GULFPORT, Fla. — Tropical Storm Eta may be out of Florida but the clean-up is far from it.
In Gulfport, sailboats took a beating, and business owners continue to work to fix the mess Eta left behind.
On Thursday, spectators were spotted taking pictures and pointing at an unusual sight. At least seven boats were beached off the Boca Ciega Bay.
There were three beached sailboats found along the Gulfport Casino. One of them came near the building and another rammed into the seawall damaging the metal railing.
Paul Cummings started his morning on Facebook Live catching up with fellow stroke survivors. A few of his viewers were the first to catch a glimpse of something not normal outside his home. Cummings then discovered a sailboat beached in his yard and snapped a picture.
“I felt like I was back in New Orleans. I lived through Hurricane Katrina and this was so reminiscent of that because of the wind, the rain — washed up a lot of debris. It was scary," he said.

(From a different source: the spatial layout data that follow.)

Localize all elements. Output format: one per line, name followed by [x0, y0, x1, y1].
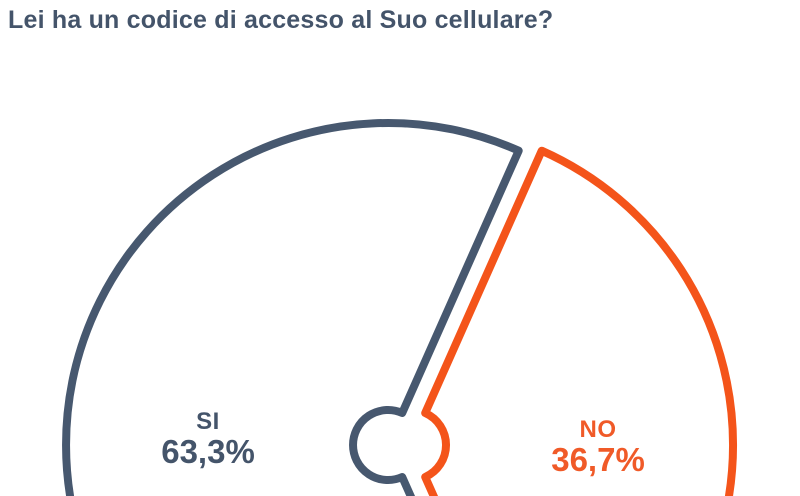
no-label: NO [579, 416, 617, 443]
no-slice-label: NO 36,7% [551, 417, 645, 477]
pie-slice-si [62, 119, 523, 496]
si-slice-label: SI 63,3% [161, 409, 255, 469]
si-value: 63,3% [161, 433, 255, 470]
chart-title: Lei ha un codice di accesso al Suo cellu… [8, 6, 554, 34]
si-label: SI [196, 408, 220, 435]
no-value: 36,7% [551, 441, 645, 478]
pie-slice-no [421, 146, 738, 496]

Mike Jackson owns Paw Paws of Gulfport, a pet supply store. Jackson worked diligently before the storm hit. He packed sandbags and lined the front entrance to his shop with sealant.
By 11 p.m. on Wednesday Jackson felt so much unease, he left home and waded the storm waters to check on his business. He recorded his journey on video and when he came to his shop he was stunned.
“My heart fell in the ground. I couldn’t believe what I was seeing. I was expecting some minor flooding with the high tide but it was crazy. I couldn’t believe the amount of water that was here so quickly," he said.
Jackson has been at work since 5 a.m. on Thursday cleaning up the damage. He estimates it'll cost him upwards of $3,500 to replace the waterlogged flooring and lighting.
Despite the heartbreaking day of work to fix Eta's damage, Jackson is finishing the day with a full heart. He calls his community "Gulfport Strong."
Jackson was touched to see neighbors and fellow small business owners donating time and equipment to help each other dry out.
"2020 has been nuts," he said. "It’s unbelievable what it keeps throwing at us but we are strong we’ll get through it.”
Nick Calitri rode out the storm inside his boat with his pet parrot named Yoshi.
“All night, rolling and pitching and rolling and pitching," he described.
His family and friends kept calling him worried he was in danger.
“I was concerned that I would be floating in the water with my parrot clutched to my chest," he laughed, and acknowledged he was scared to the point he couldn't sleep. "And being that I was over there [in the water] I would float all the way across the Bay. I was like 'this is going to be some story if it did happen’ but thank God it didn’t happen.”
When the waves got too choppy for comfort he slipped on his life jacket and kept it on until the storm passed.
"This morning when I woke and it started getting clear and I looked at boats... the little boat that was anchored next to me actually sunk," he said.
Staff from Red Cross surveyed the aftermath on Thursday and told ABC Action News they are particularly interested in finding boat owners who live on their boats and may be in need of food and shelter.
ABC Action News found the owner of one of the beached boats who says she hopes insurance will help ease this headache left behind by Eta.